Mutual Tls-Specific Remediation in Axum — concrete code fixes
To mitigate Beast-related risks in Axum with Mutual TLS, focus on disabling weak ciphers and enforcing AEAD-based cipher suites, while ensuring certificate-bound state does not introduce side channels. Below are concrete, syntactically correct examples using rustls, which is the common choice for mTLS in Axum.

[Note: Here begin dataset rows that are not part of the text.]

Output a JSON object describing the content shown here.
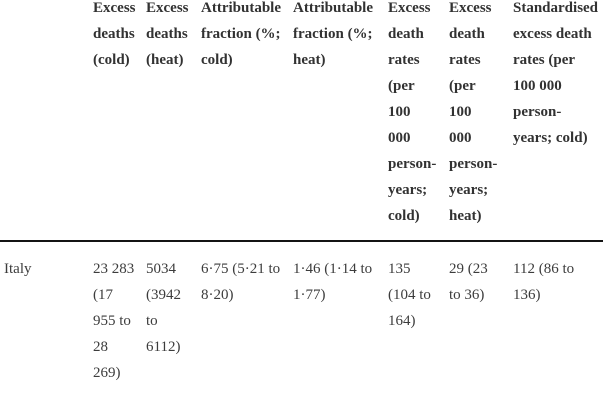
{
  "colors": {
    "background": "#ffffff",
    "header_text": "#323232",
    "body_text": "#3c3c3c",
    "rule": "#141414"
  },
  "table": {
    "columns": [
      {
        "id": "country",
        "label": ""
      },
      {
        "id": "excess_deaths_cold",
        "label": "Excess\ndeaths\n(cold)"
      },
      {
        "id": "excess_deaths_heat",
        "label": "Excess\ndeaths\n(heat)"
      },
      {
        "id": "attributable_fraction_cold",
        "label": "Attributable\nfraction (%;\ncold)"
      },
      {
        "id": "attributable_fraction_heat",
        "label": "Attributable\nfraction (%;\nheat)"
      },
      {
        "id": "excess_death_rates_cold",
        "label": "Excess\ndeath\nrates\n(per\n100\n000\nperson-\nyears;\ncold)"
      },
      {
        "id": "excess_death_rates_heat",
        "label": "Excess\ndeath\nrates\n(per\n100\n000\nperson-\nyears;\nheat)"
      },
      {
        "id": "standardised_excess_death_rates_cold",
        "label": "Standardised\nexcess death\nrates (per\n100 000\nperson-\nyears; cold)"
      }
    ],
    "rows": [
      {
        "label": "Italy",
        "cells": [
          "23 283\n(17\n955 to\n28\n269)",
          "5034\n(3942\nto\n6112)",
          "6·75 (5·21 to\n8·20)",
          "1·46 (1·14 to\n1·77)",
          "135\n(104 to\n164)",
          "29 (23\nto 36)",
          "112 (86 to\n136)"
        ]
      }
    ]
  }
}
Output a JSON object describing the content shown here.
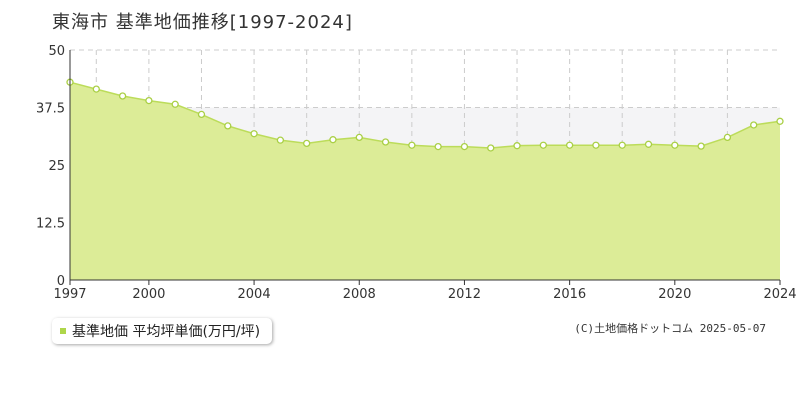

1. Configure rustls server with AEAD-only cipher suites and client certificate verification:
use axum::Router;
use std::net::SocketAddr;
use rustls::{Certificate, PrivateKey, ServerConfig};
use rustls::pki_types::{CertificateDer, PrivateKeyDer};
use std::sync::Arc;
async fn make_router() -> Router {
// Define your routes here
Router::new()
}
#[tokio::main]
async fn main() {
let cert = load_certs("cert.pem");
let key = load_private_key("key.pem");
let client_ca = load_client_certs("client-ca.pem");
let mut config = ServerConfig::builder()
.with_safe_defaults()
.with_no_client_auth() // we will set client auth below
.with_single_cert(cert, key)
.expect("valid cert and key");
// Require client certificates for mTLS
config.client_auth_root_subjects = client_ca.into_iter().map(|c| c.subject).collect();
config.client_auth = Arc::new(|_endpoints| Ok(rustls::server::ClientAuth::Required));
// Enforce AEAD-only: disable CBC and other non-AEAD ciphers via cipher suite selection
config.ciphersuites = vec![
rustls::cipher_suite::TLS13_AES_256_GCM_SHA384,
rustls::cipher_suite::TLS13_CHACHA20_POLY1305_SHA256,
rustls::cipher_suite::TLS12_AES_256_GCM_SHA384,
rustls::cipher_suite::TLS12_AES_128_GCM_SHA256,
]
.into_iter()
.collect();
let addr = SocketAddr::from(([127, 0, 0, 1], 3000));
let listener = tokio::net::TcpListener::bind(addr).await.unwrap();
let app = make_router();
axum::serve(
listener,
app.into_make_service_with_connect_info::(),
)
.tls_config(rustls::TlsAcceptor::from(Arc::new(config)))
.unwrap()
.await
.unwrap();
}
fn load_certs(path: &str) -> Vec<CertificateDer<'static>> {
rustls_pemfile::certs(&mut std::io::BufReader::new(std::fs::File::open(path).unwrap())).unwrap()
}
fn load_private_key(path: &str) -> PrivateKeyDer<'static> {
let mut reader = std::io::BufReader::new(std::fs::File::open(path).unwrap());
let keys = rustls_pemfile::pkcs8_private_keys(&mut reader).unwrap();
keys.into_iter().next().unwrap().into()
}
2. If using native-tls (less common for mTLS in modern Rust), prefer upgrading to rustls or ensure the native-tls backend does not negotiate CBC suites; however, rustls is recommended for fine-grained control.
3. Ensure that application logic does not use the client certificate fingerprint or subject as a sole authorization token without additional validation; treat mTLS as transport-layer authentication and enforce authorization checks in your handlers to prevent indirect side channels that could be leveraged in conjunction with a Beast attack.